Polythiazide is a thiazide diuretic with actions and uses similar to those of hydrochlorothiazide. Polythiazide under brand name Rense is indicated as adjunctive therapy in edema associated with congestive heart failure, hepatic cirrhosis, and corticosteroid and estrogen therapy. Renese is indicated in the management of hypertension either as the sole therapeutic agent or to enhance the effectiveness of other antihypertensive drugs in the more severe forms of hypertension. The mechanism of action results in an interference with the renal tubular mechanism of electrolyte reabsorption. At maximal therapeutic dosage, all thiazides are approximately equal in their diuretic potency. The mechanism whereby thiazides function in the control of hypertension is unknown, but as a diuretic, polythiazide inhibits active chloride reabsorption at the early distal tubule via the thiazide-sensitive Na-Cl cotransporter (TSC), resulting in an increase in the excretion of sodium, chloride, and water. Thiazides like polythiazide also inhibit sodium ion transport across the renal tubular epithelium through binding to the thiazide sensitive sodium-chloride transporter. This results in an increase in potassium excretion via the sodium-potassium exchange mechanism. The antihypertensive mechanism of polythiazide may be mediated through its action on carbonic anhydrases in the smooth muscle or through its action on the large-conductance calcium-activated potassium (KCa) channel, also found in the smooth muscle.

PHENACTROPINIUM (TROPHENIUM®), a tropinium ester, is an agent for the production of controlled hypotension during general anesthesia, providing ganglion blockade without direct vasodilator action.
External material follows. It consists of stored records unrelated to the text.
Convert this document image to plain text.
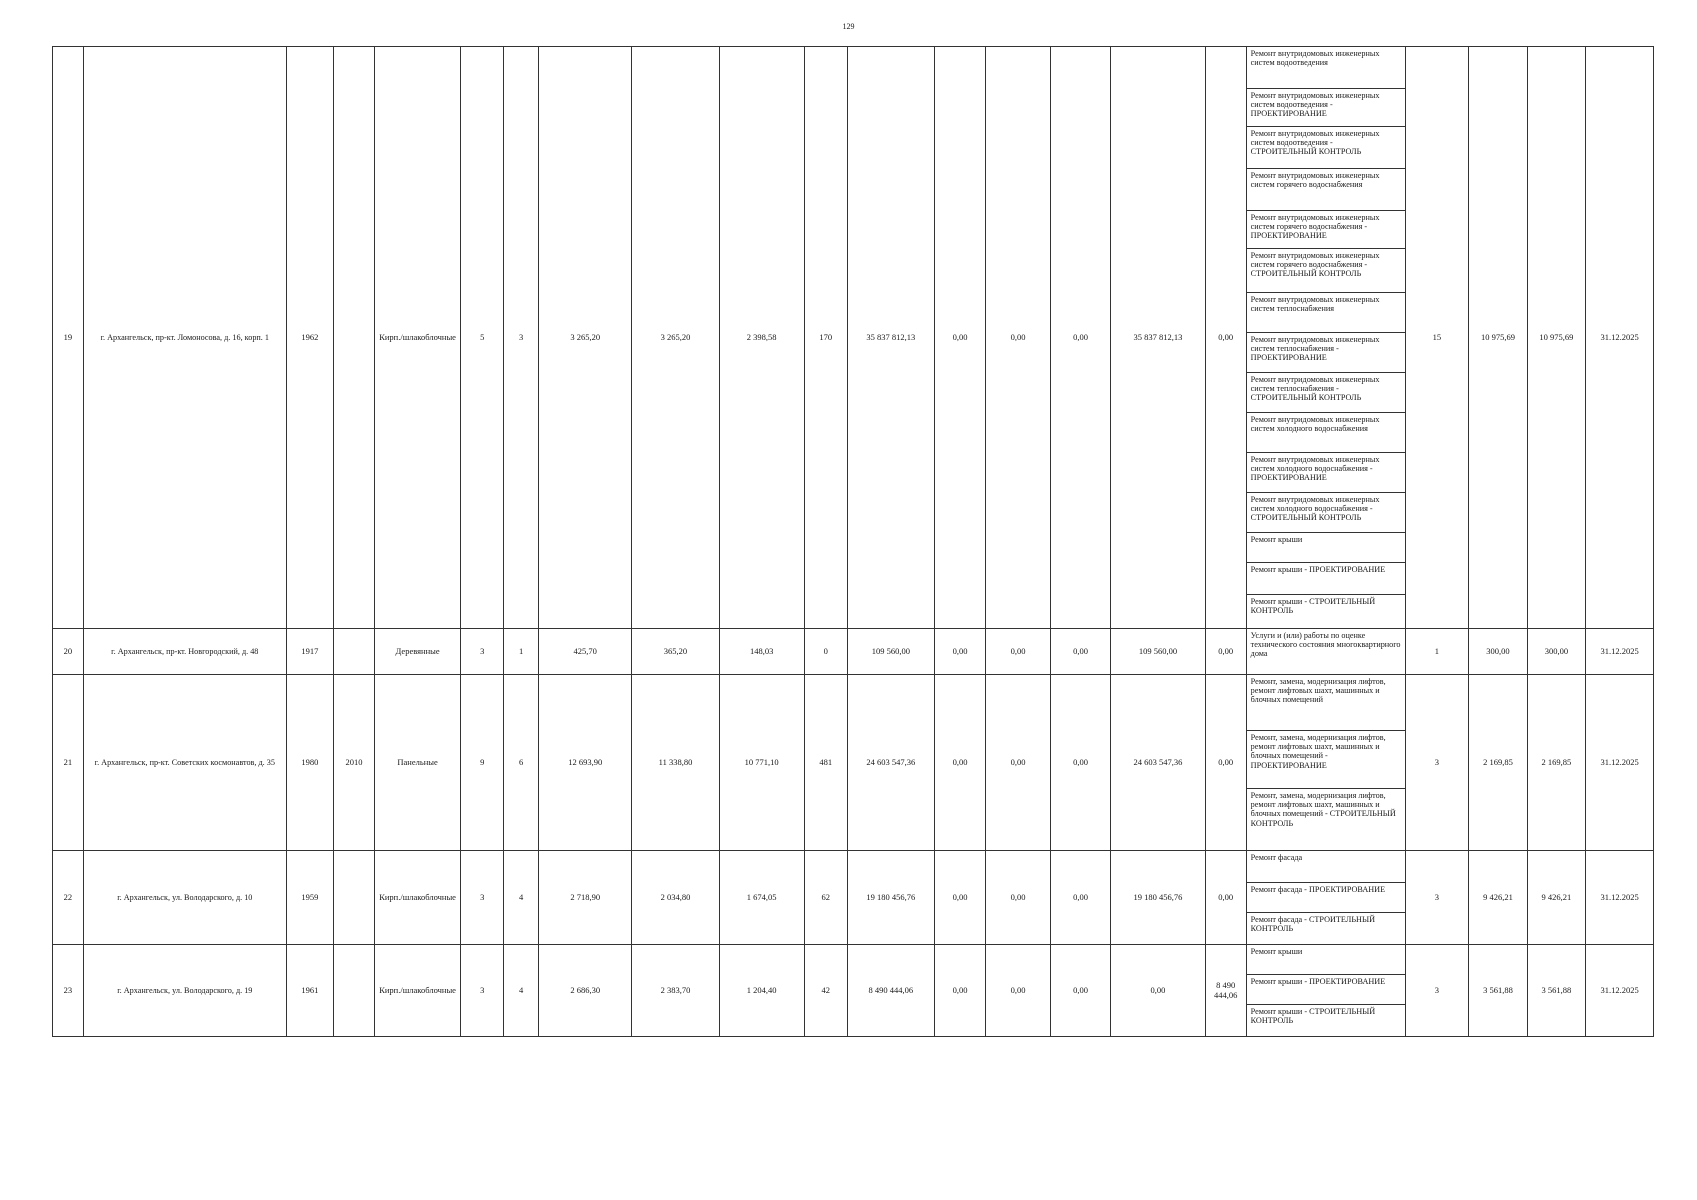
129
19	г. Архангельск, пр-кт. Ломоносова, д. 16, корп. 1	1962		Кирп./шлакоблочные	5	3	3 265,20	3 265,20	2 398,58	170	35 837 812,13	0,00	0,00	0,00	35 837 812,13	0,00	Ремонт внутридомовых инженерных систем водоотведения	15	10 975,69	10 975,69	31.12.2025
																	Ремонт внутридомовых инженерных систем водоотведения - ПРОЕКТИРОВАНИЕ				
																	Ремонт внутридомовых инженерных систем водоотведения - СТРОИТЕЛЬНЫЙ КОНТРОЛЬ				
																	Ремонт внутридомовых инженерных систем горячего водоснабжения				
																	Ремонт внутридомовых инженерных систем горячего водоснабжения - ПРОЕКТИРОВАНИЕ				
																	Ремонт внутридомовых инженерных систем горячего водоснабжения - СТРОИТЕЛЬНЫЙ КОНТРОЛЬ				
																	Ремонт внутридомовых инженерных систем теплоснабжения				
																	Ремонт внутридомовых инженерных систем теплоснабжения - ПРОЕКТИРОВАНИЕ				
																	Ремонт внутридомовых инженерных систем теплоснабжения - СТРОИТЕЛЬНЫЙ КОНТРОЛЬ				
																	Ремонт внутридомовых инженерных систем холодного водоснабжения				
																	Ремонт внутридомовых инженерных систем холодного водоснабжения - ПРОЕКТИРОВАНИЕ				
																	Ремонт внутридомовых инженерных систем холодного водоснабжения - СТРОИТЕЛЬНЫЙ КОНТРОЛЬ				
																	Ремонт крыши				
																	Ремонт крыши - ПРОЕКТИРОВАНИЕ				
																	Ремонт крыши - СТРОИТЕЛЬНЫЙ КОНТРОЛЬ				
20	г. Архангельск, пр-кт. Новгородский, д. 48	1917		Деревянные	3	1	425,70	365,20	148,03	0	109 560,00	0,00	0,00	0,00	109 560,00	0,00	Услуги и (или) работы по оценке технического состояния многоквартирного дома	1	300,00	300,00	31.12.2025
21	г. Архангельск, пр-кт. Советских космонавтов, д. 35	1980	2010	Панельные	9	6	12 693,90	11 338,80	10 771,10	481	24 603 547,36	0,00	0,00	0,00	24 603 547,36	0,00	Ремонт, замена, модернизация лифтов, ремонт лифтовых шахт, машинных и блочных помещений	3	2 169,85	2 169,85	31.12.2025
																	Ремонт, замена, модернизация лифтов, ремонт лифтовых шахт, машинных и блочных помещений - ПРОЕКТИРОВАНИЕ				
																	Ремонт, замена, модернизация лифтов, ремонт лифтовых шахт, машинных и блочных помещений - СТРОИТЕЛЬНЫЙ КОНТРОЛЬ				
22	г. Архангельск, ул. Володарского, д. 10	1959		Кирп./шлакоблочные	3	4	2 718,90	2 034,80	1 674,05	62	19 180 456,76	0,00	0,00	0,00	19 180 456,76	0,00	Ремонт фасада	3	9 426,21	9 426,21	31.12.2025
																	Ремонт фасада - ПРОЕКТИРОВАНИЕ				
																	Ремонт фасада - СТРОИТЕЛЬНЫЙ КОНТРОЛЬ				
23	г. Архангельск, ул. Володарского, д. 19	1961		Кирп./шлакоблочные	3	4	2 686,30	2 383,70	1 204,40	42	8 490 444,06	0,00	0,00	0,00	0,00	8 490 444,06	Ремонт крыши	3	3 561,88	3 561,88	31.12.2025
																	Ремонт крыши - ПРОЕКТИРОВАНИЕ				
																	Ремонт крыши - СТРОИТЕЛЬНЫЙ КОНТРОЛЬ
Methyclothiazide, a diuretic-antihypertensive agent, is a member of the benzothiadiazine (thiazide) class of drugs. Methyclothiazide has a per mg natriuretic activity approximately 100 times that of the prototype thiazide, chlorothiazide. At maximal therapeutic dosages, all thiazides are approximately equal in their diuretic/natriuretic effects. Like other benzothiadiazines, methyclothiazide also has antihypertensive properties, and may be used for this purpose either alone or to enhance the antihypertensive action of other drugs. Methyclothiazide appears to block the active reabsorption of chloride and possibly sodium in the ascending loop of Henle, altering electrolyte transfer in the proximal tubule. This results in excretion of sodium, chloride, and water and, hence, diuresis. As a diuretic, methyclothiazide inhibits active chloride reabsorption at the early distal tubule via the Na-Cl cotransporter, resulting in an increase in the excretion of sodium, chloride, and water. Thiazides like methyclothiazide also inhibit sodium ion transport across the renal tubular epithelium through binding to the thiazide sensitive sodium-chloride transporter. This results in an increase in potassium excretion via the sodium-potassium exchange mechanism. The antihypertensive mechanism of methyclothiazide is less well understood although it may be mediated through its action on carbonic anhydrases in the smooth muscle or through its action on the large-conductance calcium-activated potassium (KCa) channel, also found in the smooth muscle. Methyclothiazide is used in the management of hypertension either as the sole therapeutic agent or to enhance the effect of other antihypertensive drugs in the more severe forms of hypertension. Also used as adjunctive therapy in edema associated with congestive heart failure, hepatic cirrhosis, and corticosteroid and estrogen therapy.

Guanethidine belongs to the general class of medicines called antihypertensives. It was used to treat high blood pressure (hypertension). It is believed to act mainly by preventing the release of norepinephrine at nerve endings and causes depletion of norepinephrine in peripheral sympathetic nerve terminals as well as in tissues. It is taken up by norepinephrine transporters. It becomes concentrated in NE transmitter vesicles, replacing NE in these vesicles.